One of the hot issues in data science is using GPUs to achieve very fast computing performance. I do see the Azure offers GPUs for compute-intensive applications, but I don't see a way to directly specify GPUs for Studio as it is a multi-tenant service. Perhaps the way to guarantee the compute performance needed is through the paid SLA that is part of the standard paid tier or Microsoft may have other methods of guaranteeing GPU access that isn't obvious in what I have read.
Microsoft has done an outstanding job of building a cloud service that clarifies, simplifies and ensures the integrity of the process of building machine learning models. Their process lays out visually a simple clear method of acquiring data, offers tools for cleansing data and choices of models. The studio goes on to require training and model scoring and will not let you proceed unless prior steps are correctly executed. Ultimately, Studio even makes deployment of models as a web service easy.
But as I said in the title, Studio is not a panacea that allows anyone to build machine learning models. Machine learning is complex and data science knowledge is still required. A user would need statistical knowledge to understand which algorithms to choose, how to choose features and to interpret the scoring results as to which model is the best fit for your circumstances. Also, to allow more flexibility modules may be inserted into the flow of cleansing and transforming data that can be custom built in R or Python, etc.. This requires programming skills.

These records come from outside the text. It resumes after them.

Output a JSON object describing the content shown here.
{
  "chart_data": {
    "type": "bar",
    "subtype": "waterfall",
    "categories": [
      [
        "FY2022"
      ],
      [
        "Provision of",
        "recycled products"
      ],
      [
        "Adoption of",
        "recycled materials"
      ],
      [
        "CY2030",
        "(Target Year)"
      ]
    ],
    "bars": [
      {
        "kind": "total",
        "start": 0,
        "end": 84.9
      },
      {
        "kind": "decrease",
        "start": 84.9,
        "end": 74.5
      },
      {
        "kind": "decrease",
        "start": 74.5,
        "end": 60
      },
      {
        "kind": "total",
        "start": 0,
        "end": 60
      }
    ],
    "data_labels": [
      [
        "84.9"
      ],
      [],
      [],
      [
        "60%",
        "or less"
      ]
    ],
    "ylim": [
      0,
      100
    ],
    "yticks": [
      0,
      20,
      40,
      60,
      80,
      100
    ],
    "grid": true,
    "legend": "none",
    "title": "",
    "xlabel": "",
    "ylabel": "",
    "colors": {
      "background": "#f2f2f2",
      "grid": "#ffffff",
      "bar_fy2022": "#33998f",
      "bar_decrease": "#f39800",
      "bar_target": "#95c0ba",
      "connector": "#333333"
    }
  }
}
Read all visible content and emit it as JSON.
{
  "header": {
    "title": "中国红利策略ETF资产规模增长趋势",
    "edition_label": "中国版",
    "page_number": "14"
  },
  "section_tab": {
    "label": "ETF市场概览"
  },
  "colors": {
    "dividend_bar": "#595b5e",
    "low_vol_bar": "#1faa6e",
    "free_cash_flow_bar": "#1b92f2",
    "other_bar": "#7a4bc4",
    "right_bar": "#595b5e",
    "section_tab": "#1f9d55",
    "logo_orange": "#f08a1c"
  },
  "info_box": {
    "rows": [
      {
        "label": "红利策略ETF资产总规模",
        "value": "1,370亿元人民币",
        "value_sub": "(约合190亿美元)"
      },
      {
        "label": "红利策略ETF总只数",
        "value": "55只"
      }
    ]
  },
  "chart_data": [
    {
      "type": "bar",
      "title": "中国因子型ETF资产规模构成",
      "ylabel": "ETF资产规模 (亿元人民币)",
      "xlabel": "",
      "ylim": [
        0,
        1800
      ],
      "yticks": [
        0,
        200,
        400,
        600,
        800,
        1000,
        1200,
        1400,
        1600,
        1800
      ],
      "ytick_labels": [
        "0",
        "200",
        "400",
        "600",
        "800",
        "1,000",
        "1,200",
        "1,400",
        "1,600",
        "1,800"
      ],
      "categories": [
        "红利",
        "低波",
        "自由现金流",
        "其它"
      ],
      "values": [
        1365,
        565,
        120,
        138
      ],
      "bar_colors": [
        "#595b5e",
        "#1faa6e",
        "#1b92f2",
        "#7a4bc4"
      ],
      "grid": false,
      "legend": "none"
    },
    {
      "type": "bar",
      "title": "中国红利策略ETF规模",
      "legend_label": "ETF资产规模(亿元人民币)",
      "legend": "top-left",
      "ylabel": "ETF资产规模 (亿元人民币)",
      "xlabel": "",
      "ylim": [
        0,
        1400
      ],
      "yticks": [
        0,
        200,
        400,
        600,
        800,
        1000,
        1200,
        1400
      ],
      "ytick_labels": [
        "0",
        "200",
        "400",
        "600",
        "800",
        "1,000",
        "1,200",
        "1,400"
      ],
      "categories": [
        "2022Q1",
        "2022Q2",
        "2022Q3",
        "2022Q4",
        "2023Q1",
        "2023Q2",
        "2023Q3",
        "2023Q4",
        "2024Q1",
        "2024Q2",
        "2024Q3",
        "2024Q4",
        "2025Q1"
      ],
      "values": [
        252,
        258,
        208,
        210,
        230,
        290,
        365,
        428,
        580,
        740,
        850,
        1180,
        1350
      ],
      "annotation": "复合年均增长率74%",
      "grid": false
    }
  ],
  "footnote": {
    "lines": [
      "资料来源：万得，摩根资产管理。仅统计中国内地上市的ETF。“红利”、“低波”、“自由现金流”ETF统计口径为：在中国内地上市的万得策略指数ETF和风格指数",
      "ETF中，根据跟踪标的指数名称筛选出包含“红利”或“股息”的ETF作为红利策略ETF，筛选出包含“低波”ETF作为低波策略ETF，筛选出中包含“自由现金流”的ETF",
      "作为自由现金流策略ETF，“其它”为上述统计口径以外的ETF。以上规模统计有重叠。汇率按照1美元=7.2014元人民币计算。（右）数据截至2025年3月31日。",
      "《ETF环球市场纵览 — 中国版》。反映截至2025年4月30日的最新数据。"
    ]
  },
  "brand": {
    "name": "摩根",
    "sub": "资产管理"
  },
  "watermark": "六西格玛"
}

To take this product the next step for citizen data scientists Microsoft must offer more data science intelligence built in. Imagine if Studio could look at your data and what you want to predict and run through a series of algorithms, try different features, score the models and then offer up the model with the best-recommended fit! That would save the user a lot of time, effort, cost and require less heavy data science knowledge of the user.
I think Studio will work well for many users seeking to build models including citizen data scientists seeking a drag-and-drop solution with pre-built algorithms to more advanced enterprise users who can incorporate Studio work into an even broader ecosystem of Microsoft's Azure Machine Learning Service. This service allows data scientists to work in a Python environment, provides more control over machine learning algorithms, deployment and supports open-source machine learning frameworks like PyTorch, TensorFlow, and scikit-learn. I look forward to working with this product more.